Claudia-Ioana Satnoianu defended his Master Thesis on Face Recognition, Effects and Detection of Beautification Applications

Claudia-Ioana Satnoianu defended her Master Thesis on Face Recognition, Effects and Detection of Beautification Applications

The goal of this MSc thesis is to analyze the impact beautification apps can have on face recognition systems and to see if detection systems are capable of noticing when an image has been beautified. The MSc thesis is composed of seven chapters, each of them dealing with a different aspect of the above-mentioned topic. An introduction is made in Chapter 1, where the reader gets familiarized with topics such as facial image databases, face recognition systems and detection systems. Chapter 2 is divided into two parts, the first one of them presenting a literature review and the second one proposing the goals which are set for this thesis project. Chapter 3 focuses on presenting the entire process of selecting the beautification apps which are being used during the project based on a set of criteria, to how to use the apps and then what are the final results that can be achieved by using them.

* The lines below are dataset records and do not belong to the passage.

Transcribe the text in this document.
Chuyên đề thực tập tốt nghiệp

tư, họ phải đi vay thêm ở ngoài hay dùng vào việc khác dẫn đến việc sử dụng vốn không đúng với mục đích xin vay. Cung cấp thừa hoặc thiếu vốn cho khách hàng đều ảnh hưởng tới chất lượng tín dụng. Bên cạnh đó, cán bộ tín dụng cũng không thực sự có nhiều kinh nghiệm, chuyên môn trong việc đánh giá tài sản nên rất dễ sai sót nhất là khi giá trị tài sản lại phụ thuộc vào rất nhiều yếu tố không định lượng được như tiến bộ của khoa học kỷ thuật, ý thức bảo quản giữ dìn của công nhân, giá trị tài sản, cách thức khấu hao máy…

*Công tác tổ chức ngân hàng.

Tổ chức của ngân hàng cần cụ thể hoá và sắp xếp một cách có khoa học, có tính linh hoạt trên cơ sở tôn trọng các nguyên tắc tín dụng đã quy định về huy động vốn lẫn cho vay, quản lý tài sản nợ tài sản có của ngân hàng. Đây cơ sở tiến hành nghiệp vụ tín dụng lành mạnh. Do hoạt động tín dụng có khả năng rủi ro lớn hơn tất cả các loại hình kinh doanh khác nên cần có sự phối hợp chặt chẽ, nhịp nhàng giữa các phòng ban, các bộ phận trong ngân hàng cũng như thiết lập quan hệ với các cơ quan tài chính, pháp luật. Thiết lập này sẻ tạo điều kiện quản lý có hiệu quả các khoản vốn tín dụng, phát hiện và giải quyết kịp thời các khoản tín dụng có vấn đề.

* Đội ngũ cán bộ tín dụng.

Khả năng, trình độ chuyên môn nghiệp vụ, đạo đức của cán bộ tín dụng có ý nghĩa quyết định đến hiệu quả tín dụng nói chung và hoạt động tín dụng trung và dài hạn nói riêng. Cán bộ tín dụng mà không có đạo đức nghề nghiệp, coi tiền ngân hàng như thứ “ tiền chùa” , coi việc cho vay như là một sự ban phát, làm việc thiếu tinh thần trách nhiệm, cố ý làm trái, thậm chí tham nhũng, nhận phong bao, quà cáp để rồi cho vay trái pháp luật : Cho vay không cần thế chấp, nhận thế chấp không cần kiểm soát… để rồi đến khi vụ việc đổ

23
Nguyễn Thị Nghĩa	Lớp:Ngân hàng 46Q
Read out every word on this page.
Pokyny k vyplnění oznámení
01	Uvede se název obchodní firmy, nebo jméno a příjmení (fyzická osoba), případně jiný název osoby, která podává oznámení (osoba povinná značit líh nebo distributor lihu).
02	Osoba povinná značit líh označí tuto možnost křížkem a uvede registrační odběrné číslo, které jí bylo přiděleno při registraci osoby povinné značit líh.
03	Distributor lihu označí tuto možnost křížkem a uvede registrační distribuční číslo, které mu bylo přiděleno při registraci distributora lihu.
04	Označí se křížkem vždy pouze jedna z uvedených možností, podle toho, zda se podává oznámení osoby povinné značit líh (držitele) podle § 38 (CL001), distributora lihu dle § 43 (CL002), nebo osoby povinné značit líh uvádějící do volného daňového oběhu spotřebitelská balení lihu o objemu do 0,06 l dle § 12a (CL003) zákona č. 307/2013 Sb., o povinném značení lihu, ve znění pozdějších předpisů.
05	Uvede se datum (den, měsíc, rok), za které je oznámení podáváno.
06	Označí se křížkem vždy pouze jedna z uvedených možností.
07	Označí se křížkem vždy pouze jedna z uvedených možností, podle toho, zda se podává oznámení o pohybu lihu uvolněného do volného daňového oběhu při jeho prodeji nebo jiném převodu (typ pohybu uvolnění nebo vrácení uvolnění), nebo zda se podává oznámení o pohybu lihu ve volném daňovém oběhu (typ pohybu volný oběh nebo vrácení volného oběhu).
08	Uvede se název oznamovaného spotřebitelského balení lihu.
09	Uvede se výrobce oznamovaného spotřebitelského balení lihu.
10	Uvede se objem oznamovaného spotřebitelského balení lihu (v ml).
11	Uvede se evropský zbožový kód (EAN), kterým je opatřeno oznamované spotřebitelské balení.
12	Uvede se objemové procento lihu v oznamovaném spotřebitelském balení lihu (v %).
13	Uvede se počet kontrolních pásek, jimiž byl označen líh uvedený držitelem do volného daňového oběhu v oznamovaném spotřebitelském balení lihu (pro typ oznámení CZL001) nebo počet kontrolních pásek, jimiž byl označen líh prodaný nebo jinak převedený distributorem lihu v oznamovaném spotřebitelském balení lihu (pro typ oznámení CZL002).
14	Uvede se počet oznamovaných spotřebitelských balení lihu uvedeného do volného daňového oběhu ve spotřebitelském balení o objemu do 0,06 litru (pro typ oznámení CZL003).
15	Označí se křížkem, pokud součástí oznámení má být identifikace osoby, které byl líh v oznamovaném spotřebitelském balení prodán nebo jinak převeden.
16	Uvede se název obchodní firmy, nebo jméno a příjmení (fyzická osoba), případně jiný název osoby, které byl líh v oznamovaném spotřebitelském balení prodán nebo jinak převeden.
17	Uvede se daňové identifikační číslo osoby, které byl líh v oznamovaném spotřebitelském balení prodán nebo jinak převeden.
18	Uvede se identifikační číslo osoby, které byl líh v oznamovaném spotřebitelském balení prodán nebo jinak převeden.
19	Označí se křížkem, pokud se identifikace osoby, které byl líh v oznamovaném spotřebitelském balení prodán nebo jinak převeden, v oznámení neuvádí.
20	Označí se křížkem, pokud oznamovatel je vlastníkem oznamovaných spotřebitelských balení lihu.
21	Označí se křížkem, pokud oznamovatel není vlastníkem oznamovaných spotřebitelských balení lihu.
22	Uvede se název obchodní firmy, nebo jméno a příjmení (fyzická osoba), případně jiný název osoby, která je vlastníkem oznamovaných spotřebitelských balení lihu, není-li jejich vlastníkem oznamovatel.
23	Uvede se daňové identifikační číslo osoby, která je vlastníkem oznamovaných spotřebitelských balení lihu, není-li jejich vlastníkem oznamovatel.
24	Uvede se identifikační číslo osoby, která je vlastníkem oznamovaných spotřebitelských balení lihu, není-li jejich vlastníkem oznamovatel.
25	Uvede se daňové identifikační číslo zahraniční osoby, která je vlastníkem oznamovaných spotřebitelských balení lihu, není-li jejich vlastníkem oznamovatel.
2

Chapter 4 concentrates on both the bona fide databases that are used and on how the beautification process of this bona fide images can be automated, for a faster database generation procedure. After generating the database that serves the scope of this project, in Chapter 5a description of the detection systems is made. The chapter is split in two, the first part focusing on the possible scenarios a detection system can be useful, whereas the second part focuses on the detection systems that are being used when doing the experiments. Chapter 6 is divided into three parts. Part one describes how the experiments for both face recognition systems and detection systems were conducted, whereas parts two and three focused on analyzing the experiments‘ results for each type of system. Conclusions are drawn in Chapter 7. The main aim of the MSc thesis has been reached. The author suggests that face recognition systems should be improved so that they have a higher performance rate given the beautification scenarios.